1 – Le Prix de la justice et de l’humanité. (G.A.)

2 – Allusion à une armée levée par le pape et les jésuites contre Henri IV ; elle amena des chèvres à sa suite et fit connaître en France cette turpitude jusque-là ignorée des Welches. C’est, avec la théologie, la seule chose que Rome moderne ait pu enseigner. (K.)

3 – Edition de Berlin : « Et pis. » (G.A.)

 

 

 

 

 

555 – DE VOLTAIRE

 

 

1777.

 

 

 

Grand homme en tout, et sans rival

Depuis Paris jusqu’à la Mecque,

Vous fondez donc un hôpital

Pour la langue latine et grecque !

Vous placez leur bibliothèque

Vis-à-vis de votre arsenal.

Vous avez passé votre vie

Entre le dieu des grenadiers

Et le dieu de la poésie.

Tous deux, épris de jalousie,

Vous ont accablé de lauriers.

Vous les avez aimés en sage,

Vous les caressez tour à tour ;

Et l’on pourra douter un jour

Qui des deux vous plut davantage.

 

          J’apprends, sire, que M. d’Alembert vous a proposé un des martyrs de la philosophie pour un de vos bibliothécaires. C’est ce Delisle (1), dont votre majesté a entendu parler, qui a été tout près d’être condamné, comme Morival, par un sanhédrin de barbares imbéciles. Ce Delisle est assez savant pour un bel esprit ; il est très laborieux ; il a autant de véritable vertu que les bigots en affectent de fausse. Je le crois très digne de servir votre majesté dans toutes les parties de la littérature ; votre vocation est de réparer nos sottises et nos injustices.

 

          J’ai mis aux chariots de poste des exemplaires du Prix de la justice et de l’humanité, pour lequel vous avez contribué si généreusement ; ils arriveront quand il plaira à Dieu.

 

          J’ai aujourd’hui quatre-vingt-quatre (2).
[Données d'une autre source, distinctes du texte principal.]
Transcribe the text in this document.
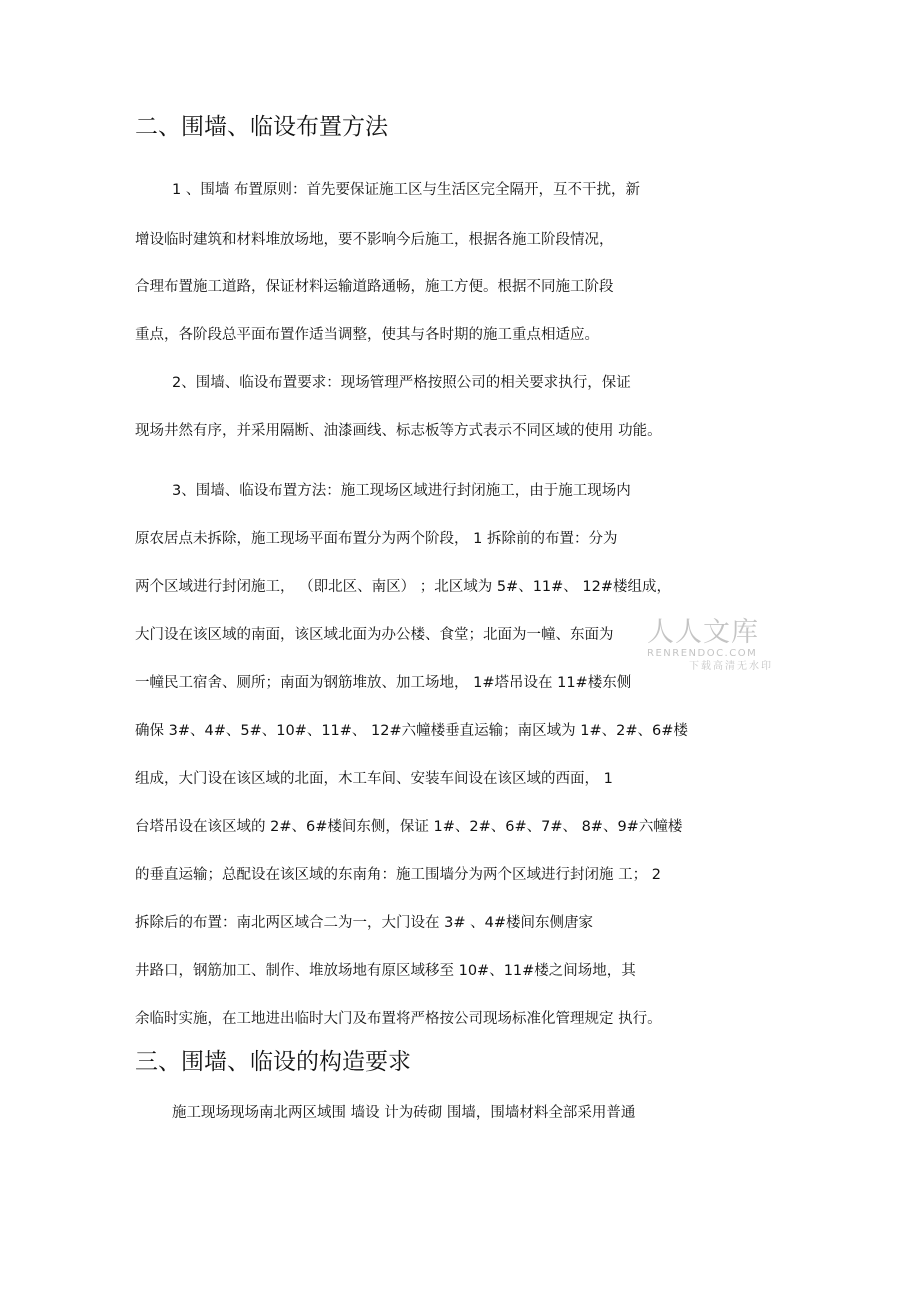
二、围墙、临设布置方法
1 、围墙 布置原则：首先要保证施工区与生活区完全隔开，互不干扰，新
增设临时建筑和材料堆放场地，要不影响今后施工，根据各施工阶段情况，
合理布置施工道路，保证材料运输道路通畅，施工方便。根据不同施工阶段
重点，各阶段总平面布置作适当调整，使其与各时期的施工重点相适应。
2、围墙、临设布置要求：现场管理严格按照公司的相关要求执行，保证
现场井然有序，并采用隔断、油漆画线、标志板等方式表示不同区域的使用 功能。
3、围墙、临设布置方法：施工现场区域进行封闭施工，由于施工现场内
原农居点未拆除，施工现场平面布置分为两个阶段， 1 拆除前的布置：分为
两个区域进行封闭施工， （即北区、南区） ；北区域为 5#、11#、 12#楼组成，
大门设在该区域的南面，该区域北面为办公楼、食堂；北面为一幢、东面为
一幢民工宿舍、厕所；南面为钢筋堆放、加工场地， 1#塔吊设在 11#楼东侧
确保 3#、4#、5#、10#、11#、 12#六幢楼垂直运输；南区域为 1#、2#、6#楼
组成，大门设在该区域的北面，木工车间、安装车间设在该区域的西面， 1
台塔吊设在该区域的 2#、6#楼间东侧，保证 1#、2#、6#、7#、 8#、9#六幢楼
的垂直运输；总配设在该区域的东南角：施工围墙分为两个区域进行封闭施 工； 2
拆除后的布置：南北两区域合二为一，大门设在 3# 、4#楼间东侧唐家
井路口，钢筋加工、制作、堆放场地有原区域移至 10#、11#楼之间场地，其
余临时实施，在工地进出临时大门及布置将严格按公司现场标准化管理规定 执行。
三、围墙、临设的构造要求
施工现场现场南北两区域围 墙设 计为砖砌 围墙，围墙材料全部采用普通
人人文库
RENRENDOC.COM
下载高清无水印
J’ai plus d’aversion que jamais pour l’extrême-onction et pour ceux qui la donnent. En attendant, je suis à vos pieds, et je vous invoque comme mon consolateur dans cette vie et dans l’autre. Le vieux malade.

 

 

1 – Delisle de Sales. (G.A.)

2 – Voltaire reconnaît ici qu’il est né en novembre 1694. (G.A.)